In The New Jim Crow: Mass Incarceration in the Age of Colorblindness, Michelle Alexander argues that we have not ended racial caste in America: we have simply redesigned it. In the era of colorblindness, it is no longer socially permissible to use race as a justification for discrimination, exclusion, and social contempt. Yet it is perfectly legal to discriminate against criminals in nearly all the ways that it was once legal to discriminate against African Americans -- employment and housing discrimination, denial of the right to vote and educational opportunity, denial of food stamps and other public benefits, and exclusion of jury service.
Paul Butler's book, Let's Get Free: A Hip Hop Theory of Justice, offers a powerful new vision of justice. Americans live in a society fueled by fear and fettered by the lock-'em-up culture that dominates our criminal justice system; we have the highest rate of incarceration in the world, yet our streets are no safer. Part memoir, part manifesto, Let's Get Free takes a fresh investigative look at the dysfunctional politics of our broken justice system and proposes a series of controversial solutions.
A longtime civil rights advocate and litigator, Michelle Alexander was a 2005 Soros Justice Fellow. She served for several years as director of the Racial Justice Project at the ACLU of Northern California. She clerked for Justice Harry Blackmun on the U.S. Supreme Court, directed the Civil Rights Clinic at Stanford Law School, and appeared as a commentator on CNN and MSNBC. She is currently a professor at Ohio State University's Moritz College of Law.
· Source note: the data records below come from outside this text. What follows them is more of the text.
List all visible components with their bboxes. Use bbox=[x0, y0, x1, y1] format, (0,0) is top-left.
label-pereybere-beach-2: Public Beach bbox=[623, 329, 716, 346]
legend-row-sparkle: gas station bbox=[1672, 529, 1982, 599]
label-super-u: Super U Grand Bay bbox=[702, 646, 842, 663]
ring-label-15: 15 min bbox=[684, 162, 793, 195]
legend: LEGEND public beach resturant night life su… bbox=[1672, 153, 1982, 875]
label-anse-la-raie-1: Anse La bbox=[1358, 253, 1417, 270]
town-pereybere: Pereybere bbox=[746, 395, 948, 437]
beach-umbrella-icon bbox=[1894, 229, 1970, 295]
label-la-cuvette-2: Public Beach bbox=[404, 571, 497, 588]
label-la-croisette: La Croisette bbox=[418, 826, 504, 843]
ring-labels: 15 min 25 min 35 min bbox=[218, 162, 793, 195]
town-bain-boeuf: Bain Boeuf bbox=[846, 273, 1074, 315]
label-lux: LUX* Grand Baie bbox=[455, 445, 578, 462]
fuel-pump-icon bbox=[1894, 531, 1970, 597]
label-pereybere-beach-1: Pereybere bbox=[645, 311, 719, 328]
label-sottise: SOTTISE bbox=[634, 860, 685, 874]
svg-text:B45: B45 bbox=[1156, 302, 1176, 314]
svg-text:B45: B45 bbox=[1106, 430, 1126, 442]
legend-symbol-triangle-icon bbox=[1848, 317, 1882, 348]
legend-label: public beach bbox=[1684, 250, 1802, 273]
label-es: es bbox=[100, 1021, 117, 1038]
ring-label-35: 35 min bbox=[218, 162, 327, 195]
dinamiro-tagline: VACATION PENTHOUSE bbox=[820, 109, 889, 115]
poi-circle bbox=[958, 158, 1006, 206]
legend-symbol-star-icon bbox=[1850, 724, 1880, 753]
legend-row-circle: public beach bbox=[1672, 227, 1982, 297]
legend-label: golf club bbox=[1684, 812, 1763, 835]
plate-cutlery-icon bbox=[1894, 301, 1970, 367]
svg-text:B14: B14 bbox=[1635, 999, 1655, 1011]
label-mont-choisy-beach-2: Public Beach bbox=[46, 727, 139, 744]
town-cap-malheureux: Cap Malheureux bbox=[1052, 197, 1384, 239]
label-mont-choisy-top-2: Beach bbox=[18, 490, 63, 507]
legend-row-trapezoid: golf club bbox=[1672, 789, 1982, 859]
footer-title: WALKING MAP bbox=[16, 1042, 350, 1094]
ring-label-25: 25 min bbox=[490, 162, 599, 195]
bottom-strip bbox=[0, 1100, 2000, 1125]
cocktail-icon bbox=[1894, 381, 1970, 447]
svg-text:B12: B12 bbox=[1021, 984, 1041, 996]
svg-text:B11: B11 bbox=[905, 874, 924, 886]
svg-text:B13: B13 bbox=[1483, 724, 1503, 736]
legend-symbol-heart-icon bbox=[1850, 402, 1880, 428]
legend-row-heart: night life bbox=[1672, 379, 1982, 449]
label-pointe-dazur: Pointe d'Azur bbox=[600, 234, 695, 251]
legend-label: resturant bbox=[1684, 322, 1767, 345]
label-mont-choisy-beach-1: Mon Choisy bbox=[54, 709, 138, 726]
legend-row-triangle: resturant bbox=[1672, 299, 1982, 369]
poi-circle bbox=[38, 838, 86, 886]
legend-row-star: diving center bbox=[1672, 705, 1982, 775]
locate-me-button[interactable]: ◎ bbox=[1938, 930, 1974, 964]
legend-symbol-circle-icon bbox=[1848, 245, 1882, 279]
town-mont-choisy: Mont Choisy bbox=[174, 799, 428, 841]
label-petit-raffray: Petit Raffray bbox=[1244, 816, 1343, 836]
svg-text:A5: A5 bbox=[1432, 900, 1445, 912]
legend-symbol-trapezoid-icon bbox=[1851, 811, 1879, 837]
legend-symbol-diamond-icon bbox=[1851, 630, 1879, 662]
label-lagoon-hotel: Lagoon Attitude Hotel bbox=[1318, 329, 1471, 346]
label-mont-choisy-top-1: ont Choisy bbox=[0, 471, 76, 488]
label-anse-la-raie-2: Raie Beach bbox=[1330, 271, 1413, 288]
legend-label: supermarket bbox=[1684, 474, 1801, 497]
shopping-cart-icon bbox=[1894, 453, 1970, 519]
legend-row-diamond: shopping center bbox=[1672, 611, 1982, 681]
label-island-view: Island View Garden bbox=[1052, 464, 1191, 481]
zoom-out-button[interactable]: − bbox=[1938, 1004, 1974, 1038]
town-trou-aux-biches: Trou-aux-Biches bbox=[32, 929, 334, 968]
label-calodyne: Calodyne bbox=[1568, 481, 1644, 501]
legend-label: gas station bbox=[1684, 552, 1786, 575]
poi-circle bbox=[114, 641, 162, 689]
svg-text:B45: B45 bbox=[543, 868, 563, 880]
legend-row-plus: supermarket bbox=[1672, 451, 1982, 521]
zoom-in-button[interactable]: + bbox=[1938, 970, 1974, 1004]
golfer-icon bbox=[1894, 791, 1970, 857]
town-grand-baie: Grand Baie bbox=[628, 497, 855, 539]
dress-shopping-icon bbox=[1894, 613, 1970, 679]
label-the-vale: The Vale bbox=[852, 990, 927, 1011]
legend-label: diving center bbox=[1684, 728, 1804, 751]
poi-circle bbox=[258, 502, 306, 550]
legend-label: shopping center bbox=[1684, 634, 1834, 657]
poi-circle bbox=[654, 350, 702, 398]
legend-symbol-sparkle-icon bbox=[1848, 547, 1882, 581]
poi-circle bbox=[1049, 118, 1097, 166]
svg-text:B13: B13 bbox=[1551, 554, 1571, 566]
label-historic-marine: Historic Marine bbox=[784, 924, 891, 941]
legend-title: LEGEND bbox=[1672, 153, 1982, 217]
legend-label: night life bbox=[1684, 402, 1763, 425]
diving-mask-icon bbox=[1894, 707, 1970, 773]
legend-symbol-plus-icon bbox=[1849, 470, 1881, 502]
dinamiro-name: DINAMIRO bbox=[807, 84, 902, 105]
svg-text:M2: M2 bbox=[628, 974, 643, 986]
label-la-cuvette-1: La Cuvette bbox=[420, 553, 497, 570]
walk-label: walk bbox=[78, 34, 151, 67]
Paul Butler is a former federal prosecutor and the country's leading expert on jury nullification. He regularly provides commentary for CNN, NPR, and Fox News. He has been featured on 60 Minutes and profiled and published in the Washington Post, the Boston Globe, the Los Angeles Times, and The Progressive. Butler is a graduate of Yale University and Harvard Law School. An award-winning law professor, he now teaches in the areas of criminal law, civil rights, and jurisprudence at George Washington University.